SAINTS have a big announcement to make before the month is out – the captaincy.

Keiron Cunningham’s retirement has left a well-stretched armband to slip into ahead of a massive transitional period.

It appears to be a straight head-to-head between last year’s vice captain Paul Wellens and England’s stand-in Four Nations skipper James Graham.

Is it a big deal? After all the players are well drilled, full time professionals who know and train for every possible scenario. On the pitch at any one time there will be four or five leaders in the red vee.

But of course skippering a club like St Helens remains a massive honour and huge responsibility.

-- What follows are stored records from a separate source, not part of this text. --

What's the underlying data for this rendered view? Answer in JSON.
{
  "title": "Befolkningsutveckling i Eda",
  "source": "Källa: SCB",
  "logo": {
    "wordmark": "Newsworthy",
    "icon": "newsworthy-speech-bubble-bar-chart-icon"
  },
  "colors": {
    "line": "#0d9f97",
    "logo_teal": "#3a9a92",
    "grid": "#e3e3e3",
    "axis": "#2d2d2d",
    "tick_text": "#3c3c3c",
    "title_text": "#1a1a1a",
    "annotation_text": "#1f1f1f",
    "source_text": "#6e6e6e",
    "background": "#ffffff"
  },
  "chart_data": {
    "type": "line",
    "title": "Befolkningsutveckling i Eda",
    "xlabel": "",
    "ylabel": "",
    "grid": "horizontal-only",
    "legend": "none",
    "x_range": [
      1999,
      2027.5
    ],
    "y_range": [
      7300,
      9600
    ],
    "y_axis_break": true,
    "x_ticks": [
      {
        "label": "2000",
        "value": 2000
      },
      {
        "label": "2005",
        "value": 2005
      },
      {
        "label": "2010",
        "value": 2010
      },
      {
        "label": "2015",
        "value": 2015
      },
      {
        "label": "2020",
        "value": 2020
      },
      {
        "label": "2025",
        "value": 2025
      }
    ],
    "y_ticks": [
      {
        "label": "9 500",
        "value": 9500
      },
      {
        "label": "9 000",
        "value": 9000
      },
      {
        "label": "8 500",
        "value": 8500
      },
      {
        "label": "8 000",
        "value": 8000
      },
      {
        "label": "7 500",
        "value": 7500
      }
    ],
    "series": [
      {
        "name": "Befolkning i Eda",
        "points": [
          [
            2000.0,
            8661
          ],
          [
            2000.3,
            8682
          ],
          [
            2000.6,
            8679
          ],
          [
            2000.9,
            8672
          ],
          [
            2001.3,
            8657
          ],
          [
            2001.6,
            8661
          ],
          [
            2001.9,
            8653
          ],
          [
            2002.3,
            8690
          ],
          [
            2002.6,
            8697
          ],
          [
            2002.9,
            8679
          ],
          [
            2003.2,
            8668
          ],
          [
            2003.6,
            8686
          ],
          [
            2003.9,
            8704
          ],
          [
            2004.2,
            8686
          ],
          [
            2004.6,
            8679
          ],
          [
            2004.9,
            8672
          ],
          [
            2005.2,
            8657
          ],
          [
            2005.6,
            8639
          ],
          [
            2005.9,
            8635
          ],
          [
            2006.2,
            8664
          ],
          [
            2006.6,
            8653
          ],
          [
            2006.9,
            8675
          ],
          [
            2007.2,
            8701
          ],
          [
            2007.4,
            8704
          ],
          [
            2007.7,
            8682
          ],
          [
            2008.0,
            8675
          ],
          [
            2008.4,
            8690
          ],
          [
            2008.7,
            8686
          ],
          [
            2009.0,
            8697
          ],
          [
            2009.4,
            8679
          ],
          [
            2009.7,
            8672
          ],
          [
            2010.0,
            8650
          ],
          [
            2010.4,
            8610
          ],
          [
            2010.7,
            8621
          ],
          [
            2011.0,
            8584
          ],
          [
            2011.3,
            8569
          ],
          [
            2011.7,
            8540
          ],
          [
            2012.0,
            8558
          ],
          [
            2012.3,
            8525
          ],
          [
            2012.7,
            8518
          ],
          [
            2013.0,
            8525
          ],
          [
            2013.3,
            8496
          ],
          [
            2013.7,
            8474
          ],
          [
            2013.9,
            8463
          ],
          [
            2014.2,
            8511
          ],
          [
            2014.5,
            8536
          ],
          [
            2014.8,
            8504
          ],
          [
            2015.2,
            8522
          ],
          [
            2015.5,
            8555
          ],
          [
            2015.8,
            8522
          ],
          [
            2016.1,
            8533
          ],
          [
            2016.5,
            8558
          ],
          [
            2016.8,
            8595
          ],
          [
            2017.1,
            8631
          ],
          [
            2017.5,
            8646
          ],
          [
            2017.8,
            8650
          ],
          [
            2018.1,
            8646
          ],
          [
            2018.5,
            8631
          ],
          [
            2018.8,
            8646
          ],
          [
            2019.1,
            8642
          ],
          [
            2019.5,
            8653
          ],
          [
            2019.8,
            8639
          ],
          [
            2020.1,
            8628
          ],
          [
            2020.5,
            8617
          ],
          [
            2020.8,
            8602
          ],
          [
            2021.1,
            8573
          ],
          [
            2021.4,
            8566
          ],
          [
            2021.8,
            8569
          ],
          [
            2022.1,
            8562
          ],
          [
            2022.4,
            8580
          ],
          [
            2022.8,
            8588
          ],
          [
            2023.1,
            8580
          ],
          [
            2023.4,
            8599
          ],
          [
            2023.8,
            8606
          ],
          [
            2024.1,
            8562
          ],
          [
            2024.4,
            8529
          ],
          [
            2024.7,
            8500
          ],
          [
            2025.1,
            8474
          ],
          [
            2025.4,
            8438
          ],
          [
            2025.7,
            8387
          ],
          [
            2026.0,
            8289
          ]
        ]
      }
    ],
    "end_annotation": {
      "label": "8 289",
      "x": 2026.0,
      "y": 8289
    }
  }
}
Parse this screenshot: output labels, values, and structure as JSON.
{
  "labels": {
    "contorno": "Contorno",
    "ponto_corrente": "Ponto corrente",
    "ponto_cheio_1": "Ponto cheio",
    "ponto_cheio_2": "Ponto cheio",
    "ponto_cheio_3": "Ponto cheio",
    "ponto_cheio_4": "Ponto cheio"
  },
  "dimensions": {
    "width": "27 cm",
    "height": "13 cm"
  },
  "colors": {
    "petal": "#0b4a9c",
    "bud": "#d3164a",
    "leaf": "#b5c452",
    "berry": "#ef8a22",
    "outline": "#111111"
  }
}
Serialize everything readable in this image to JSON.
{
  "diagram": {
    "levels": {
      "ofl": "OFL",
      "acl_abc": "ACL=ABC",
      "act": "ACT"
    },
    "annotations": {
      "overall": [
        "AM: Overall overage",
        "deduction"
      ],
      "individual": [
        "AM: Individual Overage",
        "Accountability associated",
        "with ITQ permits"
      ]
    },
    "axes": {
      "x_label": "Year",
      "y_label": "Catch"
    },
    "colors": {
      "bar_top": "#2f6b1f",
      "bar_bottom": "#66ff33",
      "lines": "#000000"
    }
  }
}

Captaincy is about more than fronting media conferences, tossing a coin at the start of a game and, fingers crossed, being the first one up the steps at Wembley and Old Trafford.

After a potentially soul destroying fourth consecutive Grand Final defeat at Old Trafford the job of those charged with geeing up the players for Super League XVI is important – and having a new coach with a fresh pair of eyes and lungs will assist that convalescence.

But the on-field general and dressing room motivator is important too.

If you look back Saints’ finest two skippers and ambassadors of the past four decades - Kel Coslett and Chris Joynt – were cut from the same cloth.

Although both players were consummate professionals in looking after their own game, their real strengths lay in their selflessness in what they did for the team; calm and clear headed under pressure, tactically astute, respected by their teammates and effective shop stewards when it came to presenting the players’ case to the top brass.

I would imagine that Wellens has learned a lot from the way Joynt, as skipper, helped him integrate into the squad as a teenager.

Although the current Saints side is packed with world class players, Wellens and Graham are the front runners.

Graham has some fine qualities – not least his passionate, heart on sleeve, lead from the front approach. He has also got a fair bit of guile and deceptively soft hands in the style of a Brian Lockwood from yesteryear.

Those qualities have made him hot property Down Under – and he may yet go when his contract expires at the end of 2011.

Giving Graham the captaincy would certainly make it harder for him to leave – but it could also be viewed as throwing in the armband as part of a package like you would upgrade a player’s sponsored car.

Then we have Wellens – Mr St Helens, who has served his apprenticeship as an able deputy over the years and has been a fine ambassador, regularly attending functions across town over the past decade.

He has also found some top form again and last year was the best full back in Super League by a long way.

Articulate and smart, Wellens is from a family steeped in rugby, his knowledge of the game is immense and commitment to his home town team never less than total.

It is good that the coach and management have a tough choice to make, but the new skipper has got to be Paul Wellens.